Verifying signatures
A client application or another homeserver can verify a signature on arbitrary JSON:
let signature = ruma_signatures::Signature::new("ed25519:1", &signature_bytes).expect(
"key identifier should be valid"
);
let value = serde_json::from_str("{}").expect("an empty JSON object should deserialize");
let verifier = ruma_signatures::Ed25519Verifier::new();
assert!(ruma_signatures::verify_json(&verifier, &public_key, &signature, &value).is_ok());
Verifying signatures of Matrix events is not yet implemented by ruma_signatures.
Signature sets
Signatures that a homeserver has added to an event are stored in a JSON object under the “signatures” key in the event’s JSON representation:
{
"content": {},
"event_type": "not.a.real.event",
"signatures": {
"example.com": {
"ed25519:1": "K8280/U9SSy9IVtjBuVeLr+HpOB4BQFWbg+UZaADMtTdGYI7Geitb76LTrr5QV/7Xg4ahLwYGYZzuHGZKM5ZAQ"
}
}
}
The keys inside the “signatures” object are the hostnames of homeservers that have added signatures. Within each of those objects are a set of signatures, keyed by the signing key pair’s identifier.
This inner object can be created by serializing a SignatureSet
:
let signature = ruma_signatures::Signature::new("ed25519:1", &signature_bytes).expect(
"key identifier should be valid"
);
let mut signature_set = ruma_signatures::SignatureSet::new();
signature_set.insert(signature);
serde_json::to_string(&signature_set).expect("signature_set should serialize");
This code produces the object under the “example.com” key in the preceeding JSON. Similarly,
a SignatureSet
can be produced by deserializing JSON that follows this form.

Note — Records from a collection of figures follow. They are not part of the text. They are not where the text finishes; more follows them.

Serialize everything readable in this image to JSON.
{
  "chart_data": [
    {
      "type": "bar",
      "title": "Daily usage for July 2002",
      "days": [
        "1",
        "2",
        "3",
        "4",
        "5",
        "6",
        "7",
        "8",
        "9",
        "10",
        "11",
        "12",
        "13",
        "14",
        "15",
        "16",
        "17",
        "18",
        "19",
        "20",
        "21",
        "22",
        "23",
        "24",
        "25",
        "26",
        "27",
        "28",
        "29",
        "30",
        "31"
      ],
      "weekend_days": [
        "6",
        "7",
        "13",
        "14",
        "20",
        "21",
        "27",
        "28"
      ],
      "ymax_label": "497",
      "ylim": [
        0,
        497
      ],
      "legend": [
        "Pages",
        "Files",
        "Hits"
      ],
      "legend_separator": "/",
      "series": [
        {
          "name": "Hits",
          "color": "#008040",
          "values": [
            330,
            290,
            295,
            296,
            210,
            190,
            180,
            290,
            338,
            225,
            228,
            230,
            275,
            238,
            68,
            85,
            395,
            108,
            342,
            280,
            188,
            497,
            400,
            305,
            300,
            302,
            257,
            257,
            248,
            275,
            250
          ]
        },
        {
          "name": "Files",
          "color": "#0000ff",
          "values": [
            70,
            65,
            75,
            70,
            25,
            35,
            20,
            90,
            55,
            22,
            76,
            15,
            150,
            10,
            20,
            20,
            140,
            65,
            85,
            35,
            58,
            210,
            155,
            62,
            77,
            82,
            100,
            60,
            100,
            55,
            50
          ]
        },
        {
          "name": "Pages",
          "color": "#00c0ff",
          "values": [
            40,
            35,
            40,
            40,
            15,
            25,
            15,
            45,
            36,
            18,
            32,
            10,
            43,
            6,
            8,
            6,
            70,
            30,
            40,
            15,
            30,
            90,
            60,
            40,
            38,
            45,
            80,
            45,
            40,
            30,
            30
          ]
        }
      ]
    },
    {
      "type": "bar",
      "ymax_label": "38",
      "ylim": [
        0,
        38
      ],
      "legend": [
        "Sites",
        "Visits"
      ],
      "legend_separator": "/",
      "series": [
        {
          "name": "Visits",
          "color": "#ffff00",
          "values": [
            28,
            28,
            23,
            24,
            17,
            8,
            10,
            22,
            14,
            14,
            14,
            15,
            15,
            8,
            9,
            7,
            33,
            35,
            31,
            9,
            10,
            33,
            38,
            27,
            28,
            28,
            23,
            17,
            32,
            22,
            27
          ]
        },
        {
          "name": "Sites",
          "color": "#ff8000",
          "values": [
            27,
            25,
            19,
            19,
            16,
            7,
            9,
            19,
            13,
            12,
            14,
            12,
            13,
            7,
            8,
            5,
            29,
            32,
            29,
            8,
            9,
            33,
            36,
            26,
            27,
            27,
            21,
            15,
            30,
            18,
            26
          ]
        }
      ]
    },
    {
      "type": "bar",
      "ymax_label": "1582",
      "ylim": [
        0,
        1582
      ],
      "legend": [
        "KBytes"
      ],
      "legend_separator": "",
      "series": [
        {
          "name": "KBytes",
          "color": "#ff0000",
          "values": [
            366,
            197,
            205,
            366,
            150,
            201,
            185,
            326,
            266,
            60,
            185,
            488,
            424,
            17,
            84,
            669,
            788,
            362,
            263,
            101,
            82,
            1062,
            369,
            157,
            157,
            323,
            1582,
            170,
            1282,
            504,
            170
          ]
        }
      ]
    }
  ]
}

The outer object (the map of server names to signature sets) is a Signatures
value and
created like this:
let signature = ruma_signatures::Signature::new("ed25519:1", &signature_bytes).expect(
"key identifier should be valid"
);
let mut signature_set = ruma_signatures::SignatureSet::new();
signature_set.insert(signature);
let mut signatures = ruma_signatures::Signatures::new();
signatures.insert("example.com", signature_set).expect("example.com is a valid server name");
serde_json::to_string(&signatures).expect("signatures should serialize");
Just like the SignatureSet
itself, the Signatures
value can also be deserialized from JSON.